We initialize gammaLLOuter with vals, then pass the initial parameter values along with method="BFGS" and control=list(fnscale=-1) into optim:

# Generating maximum likelihood estimates for data assumed to follow a Gamma distribution. 

gammaLLOuter = function(vals) {
    # -------------------------------------------------------------
    # Return a function representing the the Gamma loglikelihood. |
    # `n` represents the number of observations in vals.          |
    # `s` represents the sum of vals with NAs removed.            |
    # `l` represents the sum of log(vals) with NAs removed.       |
    # -------------------------------------------------------------
    n = length(vals)
    s = sum(vals, na.rm=TRUE)
    l = sum(log(vals), na.rm=TRUE)

    function(v) {
        # ---------------------------------------------------------
        # `v` represents a length-2 vector of parameters alpha    |
        # (shape) and theta (scale).                              | 
        # Returns the loglikelihood.                              |
        # ---------------------------------------------------------
        a     = v[1]
        theta = v[2]
        return((a - 1) * l  - (theta^-1) * s  - n * a * log(theta) -n * log(gamma(a)))

# Generate 50 random Gamma observations with Gaussian noise. 
a = 5     # shape
theta = 10000 # scale
n = 50
vals = rgamma(n=n, shape=a, scale=theta) + rnorm(n=n, 0, theta / 100)

# Initialize gammaLL.
gammaLL = gammaLLOuter(vals)

# Determine initial estimates for shape and scale.
 valsMean = mean(vals, na.rm=TRUE)
 valsStd = sd(vals, na.rm=TRUE)
 a0 = (valsMean / valsStd)^2 
 theta0 = valsMean / a0
 paramsInit = c(a0, theta0)

# Dispatch arguments to optim.
paramsMLE = optim(
    par=paramsInit, fn=gammaLL, method="BFGS", control=list(fnscale=-1)

optim returns a list with a number of elements.
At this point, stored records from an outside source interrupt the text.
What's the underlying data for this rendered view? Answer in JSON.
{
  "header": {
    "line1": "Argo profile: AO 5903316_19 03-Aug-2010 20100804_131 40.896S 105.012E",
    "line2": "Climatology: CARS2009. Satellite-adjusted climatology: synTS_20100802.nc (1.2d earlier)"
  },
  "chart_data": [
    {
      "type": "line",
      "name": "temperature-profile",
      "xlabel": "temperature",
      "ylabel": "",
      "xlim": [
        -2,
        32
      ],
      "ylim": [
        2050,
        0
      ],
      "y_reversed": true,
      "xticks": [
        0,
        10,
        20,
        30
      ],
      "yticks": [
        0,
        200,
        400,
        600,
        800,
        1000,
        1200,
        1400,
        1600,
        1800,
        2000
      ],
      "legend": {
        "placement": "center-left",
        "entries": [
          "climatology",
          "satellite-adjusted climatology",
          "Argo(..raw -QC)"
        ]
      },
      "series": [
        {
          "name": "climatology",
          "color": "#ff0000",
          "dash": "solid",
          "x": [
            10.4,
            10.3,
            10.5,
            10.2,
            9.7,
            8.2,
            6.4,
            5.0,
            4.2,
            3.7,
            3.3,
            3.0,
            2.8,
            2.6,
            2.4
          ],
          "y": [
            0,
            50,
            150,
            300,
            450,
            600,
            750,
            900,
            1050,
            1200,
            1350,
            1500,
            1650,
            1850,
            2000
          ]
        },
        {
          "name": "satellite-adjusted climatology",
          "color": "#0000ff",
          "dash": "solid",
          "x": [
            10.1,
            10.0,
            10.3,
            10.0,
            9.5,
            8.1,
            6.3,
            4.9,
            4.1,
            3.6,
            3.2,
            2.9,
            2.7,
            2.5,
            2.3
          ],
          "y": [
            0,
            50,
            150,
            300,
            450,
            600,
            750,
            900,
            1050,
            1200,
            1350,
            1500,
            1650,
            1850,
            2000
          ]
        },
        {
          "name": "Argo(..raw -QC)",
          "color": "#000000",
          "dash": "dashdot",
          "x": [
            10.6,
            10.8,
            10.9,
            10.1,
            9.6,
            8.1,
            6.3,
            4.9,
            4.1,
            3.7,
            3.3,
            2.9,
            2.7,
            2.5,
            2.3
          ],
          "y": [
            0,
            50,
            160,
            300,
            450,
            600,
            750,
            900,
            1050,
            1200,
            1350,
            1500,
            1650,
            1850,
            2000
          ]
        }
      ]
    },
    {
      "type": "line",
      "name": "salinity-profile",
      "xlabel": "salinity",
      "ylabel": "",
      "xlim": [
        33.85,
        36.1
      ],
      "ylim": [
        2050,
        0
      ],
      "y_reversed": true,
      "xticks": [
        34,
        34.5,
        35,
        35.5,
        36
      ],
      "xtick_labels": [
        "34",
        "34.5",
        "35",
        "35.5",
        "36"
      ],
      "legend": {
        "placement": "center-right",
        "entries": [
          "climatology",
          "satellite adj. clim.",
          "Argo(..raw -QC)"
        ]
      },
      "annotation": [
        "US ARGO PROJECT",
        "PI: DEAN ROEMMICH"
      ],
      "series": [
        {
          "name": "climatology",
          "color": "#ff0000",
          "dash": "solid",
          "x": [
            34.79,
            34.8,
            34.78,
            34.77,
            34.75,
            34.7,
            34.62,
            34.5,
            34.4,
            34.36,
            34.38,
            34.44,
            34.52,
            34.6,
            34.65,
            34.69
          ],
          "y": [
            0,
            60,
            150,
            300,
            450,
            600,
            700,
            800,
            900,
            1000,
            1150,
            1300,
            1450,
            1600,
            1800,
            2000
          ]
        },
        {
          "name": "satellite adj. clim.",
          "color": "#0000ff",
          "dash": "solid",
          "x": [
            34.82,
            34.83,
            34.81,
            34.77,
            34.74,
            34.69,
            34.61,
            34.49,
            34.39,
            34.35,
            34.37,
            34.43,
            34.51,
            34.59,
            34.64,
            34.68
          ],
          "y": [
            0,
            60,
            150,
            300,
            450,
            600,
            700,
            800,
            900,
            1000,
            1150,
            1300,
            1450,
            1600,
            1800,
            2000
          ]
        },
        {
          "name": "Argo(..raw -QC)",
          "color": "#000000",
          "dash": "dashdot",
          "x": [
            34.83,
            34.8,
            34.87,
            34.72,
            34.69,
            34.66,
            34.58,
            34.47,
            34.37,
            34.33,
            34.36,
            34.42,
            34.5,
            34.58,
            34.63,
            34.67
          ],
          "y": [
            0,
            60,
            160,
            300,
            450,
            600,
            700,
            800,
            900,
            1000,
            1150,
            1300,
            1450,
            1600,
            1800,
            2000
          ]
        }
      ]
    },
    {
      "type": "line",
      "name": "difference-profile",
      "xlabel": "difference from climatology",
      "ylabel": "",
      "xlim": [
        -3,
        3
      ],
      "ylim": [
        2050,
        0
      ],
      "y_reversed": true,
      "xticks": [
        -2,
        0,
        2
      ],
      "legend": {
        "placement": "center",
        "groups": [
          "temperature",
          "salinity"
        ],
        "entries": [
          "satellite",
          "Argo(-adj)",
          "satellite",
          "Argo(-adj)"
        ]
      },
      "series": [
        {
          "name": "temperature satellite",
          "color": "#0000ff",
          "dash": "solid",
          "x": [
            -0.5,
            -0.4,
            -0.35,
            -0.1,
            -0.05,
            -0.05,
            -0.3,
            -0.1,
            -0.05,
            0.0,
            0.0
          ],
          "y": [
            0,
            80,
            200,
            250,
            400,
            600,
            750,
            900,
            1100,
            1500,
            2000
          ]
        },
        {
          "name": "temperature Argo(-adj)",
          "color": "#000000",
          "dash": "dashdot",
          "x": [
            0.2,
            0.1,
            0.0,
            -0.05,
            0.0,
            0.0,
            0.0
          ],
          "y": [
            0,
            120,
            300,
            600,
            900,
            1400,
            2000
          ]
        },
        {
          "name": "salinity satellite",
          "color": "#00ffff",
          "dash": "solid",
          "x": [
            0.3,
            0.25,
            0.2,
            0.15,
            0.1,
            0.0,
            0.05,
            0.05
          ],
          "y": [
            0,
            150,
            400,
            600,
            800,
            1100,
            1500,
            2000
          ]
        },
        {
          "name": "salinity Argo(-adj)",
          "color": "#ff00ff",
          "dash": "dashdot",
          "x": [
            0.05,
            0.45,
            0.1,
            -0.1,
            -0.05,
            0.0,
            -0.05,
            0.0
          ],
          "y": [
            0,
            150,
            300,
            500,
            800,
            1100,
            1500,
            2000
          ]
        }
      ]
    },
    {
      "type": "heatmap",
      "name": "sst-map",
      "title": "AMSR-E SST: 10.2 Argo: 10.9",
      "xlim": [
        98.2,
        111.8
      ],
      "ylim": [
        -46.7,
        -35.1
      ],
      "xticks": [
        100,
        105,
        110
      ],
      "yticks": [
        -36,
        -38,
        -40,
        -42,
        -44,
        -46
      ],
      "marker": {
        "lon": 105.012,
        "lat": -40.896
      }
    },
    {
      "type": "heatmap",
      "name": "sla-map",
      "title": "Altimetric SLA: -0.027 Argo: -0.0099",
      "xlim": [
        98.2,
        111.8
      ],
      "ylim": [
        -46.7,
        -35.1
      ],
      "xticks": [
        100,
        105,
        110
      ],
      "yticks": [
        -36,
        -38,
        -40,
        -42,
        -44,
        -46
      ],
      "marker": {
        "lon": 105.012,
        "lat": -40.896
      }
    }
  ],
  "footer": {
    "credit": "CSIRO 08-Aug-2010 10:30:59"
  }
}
We are concerned primarily with three elements:

  • convergence: Specifies whether the optimization converged to a solution. 0 means yes,
    any other number means it did not converge.
  • par: A vector of parameter estimates.
  • value: The maximized loglikelihood.

If you plug in the values for \(\alpha\) and \(\theta\) from paramsMLE$par, you would get a value equal to paramsMLE$value. Checking the values returned by the call tooptim` above, we have:

> paramsMLE$convergence
[1] 0
> paramsMLE$par
[1]    5.234362 9515.717485
> paramsMLE$value
[1] -566.4171

Let’s compare our estimates against estimates produced by fitdistrplus. We need to scale our data by 100, otherwise fitdist throws an error:

> fitdistrplus::fitdist(vals/100, "gamma")
Fitting of the distribution ' gamma ' by maximum likelihood 
        estimate  Std. Error
shape 5.35617640 0.983440540
rate  0.01077757 0.002056568

If we reciprocate the estimate for “rate” and multiply by 100 (the amount we divided vals by in the call to fitdist), we get a scale estimate of 9278.53. Note that dividing by 100 works for the Gamma density, since it is an exponential scale family distribution, but this will not work for distributions generally. In summary:

                          shape        scale
Our estimate         : 5.234362   9515.71748
fitdistrplus estimate: 5.356176   9278.52939
% difference         : 2.22743%     2.55631%

We find the estimates for each parameter are within 3% of one another.